AAAI2026

Intra-Class Unbiased Prototype Aggregation and Classifier Collaboration for Personalized Federated Learning

Hao Zheng, Shiyu Song, Zhigang Hu, Meiguang Zheng, Liu Yang, Aikun Xu, Rongchang Zhao, Ruizhi Pu, Ruiyi Fang, Boyu Wang

摘要

Prototype-based personalized federated learning methods have emerged as a promising strategy due to their ability to represent client-specific class characteristics effectively through learned class prototypes. These prototypes capture salient features of client-local data, facilitating personalized model adaptation. However, existing prototype-based aggregation strategies predominantly rely on weighted averaging, implicitly assuming prototype consistency across clients. This assumption neglects the intrinsic heterogeneity and non-independent and identically distributed (non-IID) nature of client data, compelling diverse local prototypes to align toward a singular global prototype and consequently causing significant aggregation bias.

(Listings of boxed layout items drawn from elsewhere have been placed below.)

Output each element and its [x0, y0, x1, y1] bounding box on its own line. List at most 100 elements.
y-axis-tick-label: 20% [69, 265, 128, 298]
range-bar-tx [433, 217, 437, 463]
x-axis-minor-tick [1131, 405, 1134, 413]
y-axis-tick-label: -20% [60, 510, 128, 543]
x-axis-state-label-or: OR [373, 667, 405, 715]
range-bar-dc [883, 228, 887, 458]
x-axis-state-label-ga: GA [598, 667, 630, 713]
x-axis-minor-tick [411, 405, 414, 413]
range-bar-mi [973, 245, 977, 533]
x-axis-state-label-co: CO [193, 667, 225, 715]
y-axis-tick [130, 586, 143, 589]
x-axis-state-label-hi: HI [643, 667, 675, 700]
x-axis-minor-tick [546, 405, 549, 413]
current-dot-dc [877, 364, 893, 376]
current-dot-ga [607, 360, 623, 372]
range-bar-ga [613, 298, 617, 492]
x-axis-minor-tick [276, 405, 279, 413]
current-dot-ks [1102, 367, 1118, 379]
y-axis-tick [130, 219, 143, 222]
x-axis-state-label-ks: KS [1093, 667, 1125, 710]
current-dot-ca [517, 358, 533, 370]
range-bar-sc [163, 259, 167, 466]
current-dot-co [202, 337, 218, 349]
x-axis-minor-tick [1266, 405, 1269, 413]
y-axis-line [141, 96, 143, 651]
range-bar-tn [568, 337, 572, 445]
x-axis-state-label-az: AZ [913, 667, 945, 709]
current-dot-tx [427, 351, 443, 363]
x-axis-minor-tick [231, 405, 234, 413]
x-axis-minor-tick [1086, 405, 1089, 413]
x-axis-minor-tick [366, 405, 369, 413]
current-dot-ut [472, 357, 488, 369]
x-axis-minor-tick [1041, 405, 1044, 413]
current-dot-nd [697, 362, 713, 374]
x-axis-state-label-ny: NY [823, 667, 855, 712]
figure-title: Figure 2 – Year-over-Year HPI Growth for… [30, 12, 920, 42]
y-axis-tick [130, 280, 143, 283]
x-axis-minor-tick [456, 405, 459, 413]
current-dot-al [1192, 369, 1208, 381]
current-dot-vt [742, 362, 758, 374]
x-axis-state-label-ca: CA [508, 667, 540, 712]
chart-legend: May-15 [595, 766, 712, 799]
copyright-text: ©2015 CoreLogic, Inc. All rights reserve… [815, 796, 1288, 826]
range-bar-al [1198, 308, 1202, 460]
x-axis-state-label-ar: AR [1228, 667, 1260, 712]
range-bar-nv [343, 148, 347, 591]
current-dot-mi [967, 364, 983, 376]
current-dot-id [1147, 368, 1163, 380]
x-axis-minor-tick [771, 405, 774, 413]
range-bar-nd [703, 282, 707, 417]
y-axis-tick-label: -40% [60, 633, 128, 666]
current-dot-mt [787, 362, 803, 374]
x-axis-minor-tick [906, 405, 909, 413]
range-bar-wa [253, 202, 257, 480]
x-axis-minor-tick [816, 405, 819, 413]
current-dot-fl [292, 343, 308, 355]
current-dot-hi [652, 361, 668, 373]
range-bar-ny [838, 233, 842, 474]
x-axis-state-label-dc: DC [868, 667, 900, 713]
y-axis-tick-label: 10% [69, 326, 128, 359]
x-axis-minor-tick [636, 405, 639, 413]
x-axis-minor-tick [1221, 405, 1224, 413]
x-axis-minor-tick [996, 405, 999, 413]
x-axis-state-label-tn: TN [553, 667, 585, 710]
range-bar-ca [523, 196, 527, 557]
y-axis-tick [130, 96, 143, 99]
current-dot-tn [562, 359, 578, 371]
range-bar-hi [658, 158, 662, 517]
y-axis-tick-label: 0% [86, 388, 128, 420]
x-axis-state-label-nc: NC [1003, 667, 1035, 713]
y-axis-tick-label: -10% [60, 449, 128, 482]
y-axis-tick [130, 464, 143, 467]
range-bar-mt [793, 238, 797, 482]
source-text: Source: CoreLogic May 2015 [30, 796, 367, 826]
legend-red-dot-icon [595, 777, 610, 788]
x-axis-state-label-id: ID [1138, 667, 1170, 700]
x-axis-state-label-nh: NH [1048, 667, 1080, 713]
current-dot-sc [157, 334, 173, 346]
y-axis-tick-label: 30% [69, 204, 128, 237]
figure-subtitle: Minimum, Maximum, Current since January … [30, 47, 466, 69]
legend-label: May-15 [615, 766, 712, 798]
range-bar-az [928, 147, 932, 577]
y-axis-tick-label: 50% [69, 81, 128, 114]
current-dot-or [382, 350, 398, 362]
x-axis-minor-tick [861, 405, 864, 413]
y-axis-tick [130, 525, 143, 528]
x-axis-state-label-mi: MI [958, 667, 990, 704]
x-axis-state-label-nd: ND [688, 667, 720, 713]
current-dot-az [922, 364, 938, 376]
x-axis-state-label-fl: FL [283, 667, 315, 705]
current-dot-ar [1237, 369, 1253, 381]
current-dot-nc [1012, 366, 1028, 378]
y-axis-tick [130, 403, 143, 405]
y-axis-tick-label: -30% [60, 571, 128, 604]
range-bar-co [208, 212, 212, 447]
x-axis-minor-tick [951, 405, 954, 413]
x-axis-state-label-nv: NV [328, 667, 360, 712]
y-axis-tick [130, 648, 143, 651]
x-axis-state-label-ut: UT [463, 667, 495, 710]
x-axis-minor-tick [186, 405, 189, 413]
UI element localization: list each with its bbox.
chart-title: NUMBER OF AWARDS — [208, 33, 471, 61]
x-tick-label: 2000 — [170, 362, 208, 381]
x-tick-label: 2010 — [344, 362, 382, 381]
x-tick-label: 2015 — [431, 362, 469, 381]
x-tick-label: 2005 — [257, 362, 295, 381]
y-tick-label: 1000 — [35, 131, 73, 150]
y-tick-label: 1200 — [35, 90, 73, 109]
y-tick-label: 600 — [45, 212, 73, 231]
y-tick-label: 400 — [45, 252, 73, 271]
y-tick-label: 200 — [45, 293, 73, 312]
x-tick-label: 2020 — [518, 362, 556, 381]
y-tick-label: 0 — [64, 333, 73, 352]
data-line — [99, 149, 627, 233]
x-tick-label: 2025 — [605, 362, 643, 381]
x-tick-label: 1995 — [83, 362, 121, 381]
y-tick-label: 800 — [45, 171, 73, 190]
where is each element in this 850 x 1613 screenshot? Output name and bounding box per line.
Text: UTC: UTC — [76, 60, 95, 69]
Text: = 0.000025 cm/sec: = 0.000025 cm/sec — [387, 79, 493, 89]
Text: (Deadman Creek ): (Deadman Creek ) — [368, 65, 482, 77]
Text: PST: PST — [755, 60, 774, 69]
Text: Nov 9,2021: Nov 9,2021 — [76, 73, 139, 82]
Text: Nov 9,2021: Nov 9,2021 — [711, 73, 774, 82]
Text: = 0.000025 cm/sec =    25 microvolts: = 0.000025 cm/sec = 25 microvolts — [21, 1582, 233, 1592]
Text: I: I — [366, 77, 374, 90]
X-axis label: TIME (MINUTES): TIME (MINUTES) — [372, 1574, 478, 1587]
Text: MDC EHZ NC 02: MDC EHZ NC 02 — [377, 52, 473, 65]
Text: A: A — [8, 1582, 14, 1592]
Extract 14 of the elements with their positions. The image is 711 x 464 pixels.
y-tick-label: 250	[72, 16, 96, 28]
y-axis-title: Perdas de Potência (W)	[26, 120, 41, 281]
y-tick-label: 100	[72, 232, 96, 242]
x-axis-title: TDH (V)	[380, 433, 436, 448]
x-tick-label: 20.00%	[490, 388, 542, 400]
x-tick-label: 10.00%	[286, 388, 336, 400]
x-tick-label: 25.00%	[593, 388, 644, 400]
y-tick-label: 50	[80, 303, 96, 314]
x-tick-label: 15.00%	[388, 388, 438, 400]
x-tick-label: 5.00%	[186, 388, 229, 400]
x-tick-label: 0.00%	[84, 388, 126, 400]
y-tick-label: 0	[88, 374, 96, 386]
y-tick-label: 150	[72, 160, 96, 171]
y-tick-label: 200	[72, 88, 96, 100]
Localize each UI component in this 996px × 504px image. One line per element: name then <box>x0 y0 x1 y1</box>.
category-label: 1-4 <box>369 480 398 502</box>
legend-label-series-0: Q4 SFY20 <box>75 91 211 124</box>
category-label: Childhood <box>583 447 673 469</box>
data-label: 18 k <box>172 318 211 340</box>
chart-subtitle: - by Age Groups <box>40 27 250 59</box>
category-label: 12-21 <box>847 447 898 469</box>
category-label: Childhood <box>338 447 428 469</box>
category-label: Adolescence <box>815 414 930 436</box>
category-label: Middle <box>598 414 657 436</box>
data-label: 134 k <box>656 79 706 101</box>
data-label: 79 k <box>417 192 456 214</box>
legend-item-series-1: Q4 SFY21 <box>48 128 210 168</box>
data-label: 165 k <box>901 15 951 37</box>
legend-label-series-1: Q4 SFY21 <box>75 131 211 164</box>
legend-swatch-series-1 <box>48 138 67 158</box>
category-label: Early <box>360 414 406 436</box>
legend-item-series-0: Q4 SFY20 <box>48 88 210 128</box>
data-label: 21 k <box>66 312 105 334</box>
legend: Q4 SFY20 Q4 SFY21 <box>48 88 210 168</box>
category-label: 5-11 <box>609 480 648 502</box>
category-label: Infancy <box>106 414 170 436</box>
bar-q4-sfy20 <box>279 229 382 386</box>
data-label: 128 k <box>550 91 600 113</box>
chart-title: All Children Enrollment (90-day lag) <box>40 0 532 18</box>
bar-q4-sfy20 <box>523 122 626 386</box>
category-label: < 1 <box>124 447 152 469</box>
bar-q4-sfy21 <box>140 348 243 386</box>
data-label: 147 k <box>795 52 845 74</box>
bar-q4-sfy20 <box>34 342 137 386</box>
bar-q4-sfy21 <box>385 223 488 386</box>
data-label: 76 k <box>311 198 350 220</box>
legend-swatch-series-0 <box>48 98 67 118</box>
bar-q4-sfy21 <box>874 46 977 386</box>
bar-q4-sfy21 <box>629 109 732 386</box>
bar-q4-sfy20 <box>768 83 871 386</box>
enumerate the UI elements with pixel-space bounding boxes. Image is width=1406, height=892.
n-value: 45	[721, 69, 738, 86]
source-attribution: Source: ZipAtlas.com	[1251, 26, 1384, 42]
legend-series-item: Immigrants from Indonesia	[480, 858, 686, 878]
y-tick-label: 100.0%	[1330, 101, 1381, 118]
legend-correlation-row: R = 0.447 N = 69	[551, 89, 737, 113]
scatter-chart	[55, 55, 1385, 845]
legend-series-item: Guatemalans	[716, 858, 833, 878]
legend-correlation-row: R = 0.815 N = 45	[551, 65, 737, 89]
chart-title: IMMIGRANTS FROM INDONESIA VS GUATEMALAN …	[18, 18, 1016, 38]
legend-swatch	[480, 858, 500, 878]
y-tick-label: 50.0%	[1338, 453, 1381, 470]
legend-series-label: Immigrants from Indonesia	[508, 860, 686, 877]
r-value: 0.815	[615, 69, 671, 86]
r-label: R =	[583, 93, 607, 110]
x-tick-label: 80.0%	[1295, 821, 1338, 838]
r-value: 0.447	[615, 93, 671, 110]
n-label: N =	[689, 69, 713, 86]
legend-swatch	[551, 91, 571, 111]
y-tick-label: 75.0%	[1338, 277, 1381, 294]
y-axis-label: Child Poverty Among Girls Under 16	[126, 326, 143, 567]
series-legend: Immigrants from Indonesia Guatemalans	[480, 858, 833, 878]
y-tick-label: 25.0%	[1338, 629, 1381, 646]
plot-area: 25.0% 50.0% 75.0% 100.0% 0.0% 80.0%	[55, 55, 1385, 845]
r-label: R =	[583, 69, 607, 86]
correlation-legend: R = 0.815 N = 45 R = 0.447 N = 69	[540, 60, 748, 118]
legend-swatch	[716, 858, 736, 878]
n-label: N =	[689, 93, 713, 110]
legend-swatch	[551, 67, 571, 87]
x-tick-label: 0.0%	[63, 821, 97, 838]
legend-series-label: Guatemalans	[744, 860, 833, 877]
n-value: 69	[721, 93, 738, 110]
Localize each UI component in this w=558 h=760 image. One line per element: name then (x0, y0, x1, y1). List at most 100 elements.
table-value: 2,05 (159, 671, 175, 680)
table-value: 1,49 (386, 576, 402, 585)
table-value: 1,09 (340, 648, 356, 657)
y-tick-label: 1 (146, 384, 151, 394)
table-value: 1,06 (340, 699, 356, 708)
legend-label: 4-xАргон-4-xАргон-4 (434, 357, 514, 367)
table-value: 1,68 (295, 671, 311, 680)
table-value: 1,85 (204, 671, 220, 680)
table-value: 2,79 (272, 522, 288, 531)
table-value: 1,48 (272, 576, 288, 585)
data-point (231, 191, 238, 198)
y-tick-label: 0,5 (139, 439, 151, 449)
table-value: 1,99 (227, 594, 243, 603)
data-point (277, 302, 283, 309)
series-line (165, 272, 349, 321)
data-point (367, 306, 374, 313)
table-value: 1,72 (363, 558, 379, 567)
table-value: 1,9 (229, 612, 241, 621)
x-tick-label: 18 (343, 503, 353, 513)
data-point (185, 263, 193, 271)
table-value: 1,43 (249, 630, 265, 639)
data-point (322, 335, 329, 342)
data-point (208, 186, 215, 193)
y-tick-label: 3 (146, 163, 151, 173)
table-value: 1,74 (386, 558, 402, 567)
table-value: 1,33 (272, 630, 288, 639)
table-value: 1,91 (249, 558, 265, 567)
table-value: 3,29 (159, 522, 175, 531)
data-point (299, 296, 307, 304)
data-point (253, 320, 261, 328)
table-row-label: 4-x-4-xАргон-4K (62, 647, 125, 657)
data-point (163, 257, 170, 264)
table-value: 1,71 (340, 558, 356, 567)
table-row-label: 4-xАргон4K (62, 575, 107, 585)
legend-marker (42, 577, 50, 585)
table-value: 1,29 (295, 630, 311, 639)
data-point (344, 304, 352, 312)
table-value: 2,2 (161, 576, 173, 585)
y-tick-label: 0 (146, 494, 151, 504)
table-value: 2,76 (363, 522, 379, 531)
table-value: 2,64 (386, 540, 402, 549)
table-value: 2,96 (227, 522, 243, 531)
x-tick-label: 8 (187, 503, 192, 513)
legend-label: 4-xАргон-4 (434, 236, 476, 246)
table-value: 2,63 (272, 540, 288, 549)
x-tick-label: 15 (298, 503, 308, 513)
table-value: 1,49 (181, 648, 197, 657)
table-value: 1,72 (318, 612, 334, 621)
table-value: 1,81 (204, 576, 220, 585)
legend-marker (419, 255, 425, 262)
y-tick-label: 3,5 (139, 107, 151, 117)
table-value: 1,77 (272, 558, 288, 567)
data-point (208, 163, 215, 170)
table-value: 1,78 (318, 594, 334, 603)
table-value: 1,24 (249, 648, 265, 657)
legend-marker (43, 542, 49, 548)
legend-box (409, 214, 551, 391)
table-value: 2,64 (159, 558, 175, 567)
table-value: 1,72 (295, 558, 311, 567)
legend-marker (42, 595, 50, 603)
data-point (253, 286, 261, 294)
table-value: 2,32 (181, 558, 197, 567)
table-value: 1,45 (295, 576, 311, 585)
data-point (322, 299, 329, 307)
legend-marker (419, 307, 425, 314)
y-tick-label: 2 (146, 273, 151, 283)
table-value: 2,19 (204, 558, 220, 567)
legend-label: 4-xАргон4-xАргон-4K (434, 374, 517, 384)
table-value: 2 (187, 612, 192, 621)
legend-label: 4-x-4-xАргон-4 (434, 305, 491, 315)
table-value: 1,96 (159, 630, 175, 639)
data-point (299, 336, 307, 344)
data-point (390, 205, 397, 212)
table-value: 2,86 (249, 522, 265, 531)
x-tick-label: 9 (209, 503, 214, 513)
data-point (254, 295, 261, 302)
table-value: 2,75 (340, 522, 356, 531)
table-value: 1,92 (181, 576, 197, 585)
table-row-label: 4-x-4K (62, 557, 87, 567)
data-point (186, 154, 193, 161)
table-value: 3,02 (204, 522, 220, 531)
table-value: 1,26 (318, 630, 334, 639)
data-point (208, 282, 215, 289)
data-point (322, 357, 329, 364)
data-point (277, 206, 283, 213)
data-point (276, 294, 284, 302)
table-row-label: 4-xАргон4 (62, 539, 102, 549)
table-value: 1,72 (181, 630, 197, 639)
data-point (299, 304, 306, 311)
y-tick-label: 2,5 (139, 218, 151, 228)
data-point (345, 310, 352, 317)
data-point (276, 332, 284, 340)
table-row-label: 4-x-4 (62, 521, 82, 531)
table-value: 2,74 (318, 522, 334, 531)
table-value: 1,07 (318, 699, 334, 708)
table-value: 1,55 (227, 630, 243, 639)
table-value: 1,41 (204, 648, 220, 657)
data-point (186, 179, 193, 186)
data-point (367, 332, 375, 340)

Motivated by observations from intra-class feature saliency analysis, we identify that clients inherently emphasize distinct feature regions even for the same class. To leverage this intra-class diversity, we introduce FedIC, a novel prototype clustering and collaborative classifier optimization approach. Specifically, FedIC first clusters prototypes based on intra-class similarity to form intra-class prototype subspaces, ensuring that aggregation occurs exclusively within each cluster, thus eliminating the bias stemming from forced global unification. To further exploit the benefits of intra-cluster collaboration, we quantify the combined predictive gains of classifiers from clients within the same cluster as a function of classifier combination weights. This targeted aggregation and collaborative optimization strategy effectively circumvents the bias introduced by global alignment. Extensive experiments under various non-IID settings show that FedIC significantly outperforms existing Prototype-based and Clustered PFL Methods.